Pour en revenir au cas le plus courant, l'étape suivante est, disons, la socialisation. Les humains forment une espèce sociale, ce qui implique l'acquisition de comportements qui leurs permettent d'accomplir des fonctions sociales. Leur manque d'autonomie initial a une double conséquence, d'une part leur socialisation n'est pas innée, de l'autre ils sont en théorie aptes à remplir n'importe quelle fonction sociale. En pratique ça n'est pas évident. Déjà, il y a la question de la première phase : outre les déficiences natives on peut très bien rater l'humanisation d'un humain, par erreur ou volontairement. Et ma foi, rattraper une humanisation ratée ça n'est pas toujours simple, parfois même ça se révèle impossible. Il y a une question de moment, les spécialistes et même les non spécialistes en discutent de longue date, il y a pour tout individu un moment décisif au-delà duquel une humanisation ratée est irrémédiable. Autant que je sache, ça n'est pas fixe, contrairement aux théories anciennes, mais du moins les études sur la question convergent pour dire que, suivant les individus et suivant les contextes ça va en général de quatre à sept ans avec un pic entre la moitié de la sixième et de la septième année, donc entre cinq ans et demi et six ans et demi. Il y eut une triste expérience à grande échelle, celle des « orphelins roumains », qui n'était pas conçue comme une expérience mais qui le fut par le fait, sous Ceaucescu la Roumanie conduisit une politique de gestion des populations telle qu'un grand nombre d'enfants furent soustraits à leur parents, censés être des éducateurs déficients, à un très jeune âge, et plongés dans un contexte où ils recevaient insuffisamment de sollicitations humanisantes, et par le fait on a pu constater que passé les six ans leurs déficiences étaient assez peu remédiables.

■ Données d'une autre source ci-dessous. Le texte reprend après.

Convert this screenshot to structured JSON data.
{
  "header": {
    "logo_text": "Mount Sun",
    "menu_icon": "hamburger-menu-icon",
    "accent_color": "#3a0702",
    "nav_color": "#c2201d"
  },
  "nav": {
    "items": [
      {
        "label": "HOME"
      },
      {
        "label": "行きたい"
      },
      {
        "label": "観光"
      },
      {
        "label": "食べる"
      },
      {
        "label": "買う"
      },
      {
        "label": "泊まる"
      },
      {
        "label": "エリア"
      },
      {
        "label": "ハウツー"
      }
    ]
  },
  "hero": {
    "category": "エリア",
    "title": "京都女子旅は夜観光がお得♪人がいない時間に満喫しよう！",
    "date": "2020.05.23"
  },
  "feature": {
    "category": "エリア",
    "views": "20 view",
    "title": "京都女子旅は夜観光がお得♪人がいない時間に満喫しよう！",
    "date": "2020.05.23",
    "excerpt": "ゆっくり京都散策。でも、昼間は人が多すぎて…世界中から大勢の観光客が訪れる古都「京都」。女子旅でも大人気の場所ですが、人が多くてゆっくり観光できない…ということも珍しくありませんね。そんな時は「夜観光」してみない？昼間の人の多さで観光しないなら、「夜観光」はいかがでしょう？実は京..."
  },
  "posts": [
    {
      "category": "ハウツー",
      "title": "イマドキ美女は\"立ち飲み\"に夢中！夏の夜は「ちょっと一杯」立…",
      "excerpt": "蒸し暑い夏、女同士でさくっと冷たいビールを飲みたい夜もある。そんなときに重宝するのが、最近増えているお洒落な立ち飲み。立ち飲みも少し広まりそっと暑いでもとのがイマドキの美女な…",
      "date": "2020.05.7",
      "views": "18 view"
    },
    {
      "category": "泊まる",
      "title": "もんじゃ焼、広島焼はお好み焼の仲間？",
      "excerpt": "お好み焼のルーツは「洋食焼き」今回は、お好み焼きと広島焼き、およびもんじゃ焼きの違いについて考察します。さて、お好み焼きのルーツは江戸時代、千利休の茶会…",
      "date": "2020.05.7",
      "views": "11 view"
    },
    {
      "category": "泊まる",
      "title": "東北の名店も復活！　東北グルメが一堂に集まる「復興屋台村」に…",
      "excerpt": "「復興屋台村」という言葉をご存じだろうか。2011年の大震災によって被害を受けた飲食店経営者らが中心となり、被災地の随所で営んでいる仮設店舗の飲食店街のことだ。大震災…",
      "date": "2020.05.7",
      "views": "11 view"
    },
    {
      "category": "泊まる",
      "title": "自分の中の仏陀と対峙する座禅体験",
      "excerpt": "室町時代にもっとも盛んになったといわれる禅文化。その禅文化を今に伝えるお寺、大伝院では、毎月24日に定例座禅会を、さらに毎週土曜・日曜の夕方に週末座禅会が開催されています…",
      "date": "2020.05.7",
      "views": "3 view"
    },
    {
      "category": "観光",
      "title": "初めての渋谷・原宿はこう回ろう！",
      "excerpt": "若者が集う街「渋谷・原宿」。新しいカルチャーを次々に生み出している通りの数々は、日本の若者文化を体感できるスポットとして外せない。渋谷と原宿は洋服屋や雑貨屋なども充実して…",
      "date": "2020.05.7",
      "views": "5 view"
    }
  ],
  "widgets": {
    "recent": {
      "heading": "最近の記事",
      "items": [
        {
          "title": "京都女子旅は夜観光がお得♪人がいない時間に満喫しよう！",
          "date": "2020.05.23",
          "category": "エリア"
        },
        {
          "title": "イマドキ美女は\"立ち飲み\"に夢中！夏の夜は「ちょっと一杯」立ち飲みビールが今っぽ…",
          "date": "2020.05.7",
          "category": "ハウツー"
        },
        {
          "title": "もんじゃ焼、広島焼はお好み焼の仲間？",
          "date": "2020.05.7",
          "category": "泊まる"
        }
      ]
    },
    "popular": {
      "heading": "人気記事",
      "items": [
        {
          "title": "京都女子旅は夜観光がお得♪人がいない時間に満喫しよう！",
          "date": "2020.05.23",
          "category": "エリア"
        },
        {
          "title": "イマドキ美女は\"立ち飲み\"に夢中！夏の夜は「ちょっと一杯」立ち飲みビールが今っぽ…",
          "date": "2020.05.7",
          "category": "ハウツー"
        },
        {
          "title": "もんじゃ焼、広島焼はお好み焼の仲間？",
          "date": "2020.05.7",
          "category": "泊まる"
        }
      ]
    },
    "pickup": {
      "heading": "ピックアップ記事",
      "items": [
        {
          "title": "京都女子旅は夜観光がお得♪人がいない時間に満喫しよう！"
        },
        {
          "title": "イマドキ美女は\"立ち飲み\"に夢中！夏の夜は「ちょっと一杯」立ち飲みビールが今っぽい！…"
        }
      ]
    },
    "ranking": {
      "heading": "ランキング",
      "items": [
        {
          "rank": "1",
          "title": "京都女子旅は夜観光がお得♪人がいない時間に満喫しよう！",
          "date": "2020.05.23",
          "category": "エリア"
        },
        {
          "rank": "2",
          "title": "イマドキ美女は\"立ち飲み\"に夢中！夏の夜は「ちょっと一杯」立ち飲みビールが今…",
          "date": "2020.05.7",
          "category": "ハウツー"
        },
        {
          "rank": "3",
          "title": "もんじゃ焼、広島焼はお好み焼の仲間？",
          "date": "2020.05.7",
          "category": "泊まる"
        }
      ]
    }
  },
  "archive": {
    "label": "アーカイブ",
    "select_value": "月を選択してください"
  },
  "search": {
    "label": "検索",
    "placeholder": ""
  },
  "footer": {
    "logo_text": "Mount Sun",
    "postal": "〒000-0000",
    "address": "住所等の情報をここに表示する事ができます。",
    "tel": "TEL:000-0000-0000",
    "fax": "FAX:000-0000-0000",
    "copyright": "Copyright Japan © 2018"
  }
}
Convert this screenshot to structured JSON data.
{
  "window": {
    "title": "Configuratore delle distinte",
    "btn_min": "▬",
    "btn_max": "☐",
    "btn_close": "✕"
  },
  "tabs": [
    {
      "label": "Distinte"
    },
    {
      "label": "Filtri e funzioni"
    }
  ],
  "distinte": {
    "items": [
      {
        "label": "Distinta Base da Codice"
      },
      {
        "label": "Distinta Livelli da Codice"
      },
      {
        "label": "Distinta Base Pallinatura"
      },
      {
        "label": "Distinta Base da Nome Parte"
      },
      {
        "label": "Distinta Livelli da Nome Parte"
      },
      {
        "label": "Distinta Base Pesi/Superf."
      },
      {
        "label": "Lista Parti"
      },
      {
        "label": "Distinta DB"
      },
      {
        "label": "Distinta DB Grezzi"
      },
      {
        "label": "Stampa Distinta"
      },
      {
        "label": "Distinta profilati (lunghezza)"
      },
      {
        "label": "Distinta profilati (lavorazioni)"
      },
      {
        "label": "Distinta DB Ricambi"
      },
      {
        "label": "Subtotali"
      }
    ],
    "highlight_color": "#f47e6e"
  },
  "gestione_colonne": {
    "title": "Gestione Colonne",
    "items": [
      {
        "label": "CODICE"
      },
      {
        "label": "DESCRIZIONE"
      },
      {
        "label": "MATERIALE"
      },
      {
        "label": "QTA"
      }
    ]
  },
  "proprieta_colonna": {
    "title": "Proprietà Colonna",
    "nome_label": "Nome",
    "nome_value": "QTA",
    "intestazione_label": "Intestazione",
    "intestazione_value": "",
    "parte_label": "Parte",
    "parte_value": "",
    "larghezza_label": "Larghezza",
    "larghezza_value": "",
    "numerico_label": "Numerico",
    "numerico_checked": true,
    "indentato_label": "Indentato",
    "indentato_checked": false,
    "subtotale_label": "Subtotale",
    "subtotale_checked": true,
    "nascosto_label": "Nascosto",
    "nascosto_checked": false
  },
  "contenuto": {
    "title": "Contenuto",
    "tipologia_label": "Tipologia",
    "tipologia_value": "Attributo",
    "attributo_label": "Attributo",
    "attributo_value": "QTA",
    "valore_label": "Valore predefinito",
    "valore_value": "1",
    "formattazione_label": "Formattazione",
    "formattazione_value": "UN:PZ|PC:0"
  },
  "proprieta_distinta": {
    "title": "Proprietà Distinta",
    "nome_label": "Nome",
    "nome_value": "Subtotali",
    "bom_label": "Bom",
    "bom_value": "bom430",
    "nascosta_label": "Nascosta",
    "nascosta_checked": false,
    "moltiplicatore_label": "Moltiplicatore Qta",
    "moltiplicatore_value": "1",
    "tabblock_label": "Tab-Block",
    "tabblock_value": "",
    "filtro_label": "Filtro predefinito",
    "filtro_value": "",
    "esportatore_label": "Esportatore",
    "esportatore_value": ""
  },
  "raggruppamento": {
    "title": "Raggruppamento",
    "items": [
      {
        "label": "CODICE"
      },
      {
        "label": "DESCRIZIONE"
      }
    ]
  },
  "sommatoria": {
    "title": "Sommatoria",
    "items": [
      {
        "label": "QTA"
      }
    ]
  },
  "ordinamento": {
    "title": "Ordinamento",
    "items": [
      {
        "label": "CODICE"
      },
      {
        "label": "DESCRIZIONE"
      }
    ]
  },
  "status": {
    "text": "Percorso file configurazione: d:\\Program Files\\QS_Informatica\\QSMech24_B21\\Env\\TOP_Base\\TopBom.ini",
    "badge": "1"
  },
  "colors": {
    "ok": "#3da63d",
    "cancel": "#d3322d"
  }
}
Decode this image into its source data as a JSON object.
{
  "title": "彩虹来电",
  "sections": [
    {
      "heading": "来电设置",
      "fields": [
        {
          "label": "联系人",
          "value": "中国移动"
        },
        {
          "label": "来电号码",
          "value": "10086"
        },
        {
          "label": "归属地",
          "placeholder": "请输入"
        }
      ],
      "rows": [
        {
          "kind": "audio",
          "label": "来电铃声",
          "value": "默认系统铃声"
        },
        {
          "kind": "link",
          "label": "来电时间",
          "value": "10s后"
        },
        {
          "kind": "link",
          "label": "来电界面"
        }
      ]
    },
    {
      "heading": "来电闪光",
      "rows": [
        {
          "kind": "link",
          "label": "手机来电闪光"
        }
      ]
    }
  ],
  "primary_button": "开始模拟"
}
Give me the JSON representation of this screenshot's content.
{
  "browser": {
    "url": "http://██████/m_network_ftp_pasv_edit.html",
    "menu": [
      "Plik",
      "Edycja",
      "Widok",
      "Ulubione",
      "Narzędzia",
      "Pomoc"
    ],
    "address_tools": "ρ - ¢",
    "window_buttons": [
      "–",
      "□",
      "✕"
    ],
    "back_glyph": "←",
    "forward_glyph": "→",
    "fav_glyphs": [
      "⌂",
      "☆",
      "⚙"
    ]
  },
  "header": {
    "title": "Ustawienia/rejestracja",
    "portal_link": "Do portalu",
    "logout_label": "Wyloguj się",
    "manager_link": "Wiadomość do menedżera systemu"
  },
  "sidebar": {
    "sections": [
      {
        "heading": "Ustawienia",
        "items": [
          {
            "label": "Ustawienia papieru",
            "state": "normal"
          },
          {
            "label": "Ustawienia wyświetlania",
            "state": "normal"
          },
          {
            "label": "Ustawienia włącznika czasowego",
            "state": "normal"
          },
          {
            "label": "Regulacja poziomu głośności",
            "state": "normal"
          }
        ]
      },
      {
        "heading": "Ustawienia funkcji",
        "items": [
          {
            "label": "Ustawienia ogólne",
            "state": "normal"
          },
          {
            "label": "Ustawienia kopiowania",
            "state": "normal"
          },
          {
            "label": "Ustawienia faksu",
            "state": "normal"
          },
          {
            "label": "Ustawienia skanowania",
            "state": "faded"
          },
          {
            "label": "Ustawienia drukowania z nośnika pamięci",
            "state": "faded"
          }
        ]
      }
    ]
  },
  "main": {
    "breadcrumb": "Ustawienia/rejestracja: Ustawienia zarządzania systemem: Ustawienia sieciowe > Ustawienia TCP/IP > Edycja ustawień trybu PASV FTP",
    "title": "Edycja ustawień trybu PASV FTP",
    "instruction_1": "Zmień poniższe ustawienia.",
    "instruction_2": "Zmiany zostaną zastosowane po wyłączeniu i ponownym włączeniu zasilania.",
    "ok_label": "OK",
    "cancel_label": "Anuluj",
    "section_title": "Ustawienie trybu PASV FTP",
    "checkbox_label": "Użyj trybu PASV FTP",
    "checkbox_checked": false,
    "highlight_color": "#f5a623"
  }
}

Heureusement, le cas général est autre, ce qui ne signifie pas que tout soit pour le mieux dans le meilleur des mondes possibles, notamment c'est durant cette période, en gros, entre quatre ans et quinze ans, à deux ans près par défaut et quatre ou cinq par excès, pour le dire autrement, entre deux et vingt ans avec une période standard plutôt située entre quatre et quinze ans, que ce dont je parlais précédemment, l'incidence du comportement des parents sur l'éducation des enfants, a lieu. Ma description en était sommaire, la majeure partie des humains en devenir sont soumis à des influences diverses donc le tropisme parental n'a pas toujours un effet primordial et définitif. Je n'ai pas l'intention de faire l'Histoire de l'humanité des origines à nos jours dans cette page, disons que ça n'est pas d'hier que les humains se sont aperçus du caractère crucial de l'humanisation et de la socialisation et du fait que les éducateurs ne sont pas tous également compétents, du fait il y a longtemps que les sociétés s'ingénient à « répartir la charge », à faire qu'un individu ne soit pas éduqué par ses seuls parents ni par leur seul groupe d'appartenance, leur “famille”, leur “clan”, leur “tribu”, leur “secte”, disons, leur groupe idéologique. Cela posé, ça n'est pas évident de parvenir à cela. Outre qu'il existe toujours des groupes fermés qui s'ingénient en retour à faire leur possible pour soustraire leurs enfants à, disons, « l'influence du milieu extérieur », d'une part, dans les institutions même censées permettre cette répartition de charge se constituent des sous-groupes qui œuvrent en faveur d'un groupe idéologique particulier, de l'autre, le temps passant ces institutions développent leur propre idéologie, laquelle, le temps passant, finit par agir contre la société.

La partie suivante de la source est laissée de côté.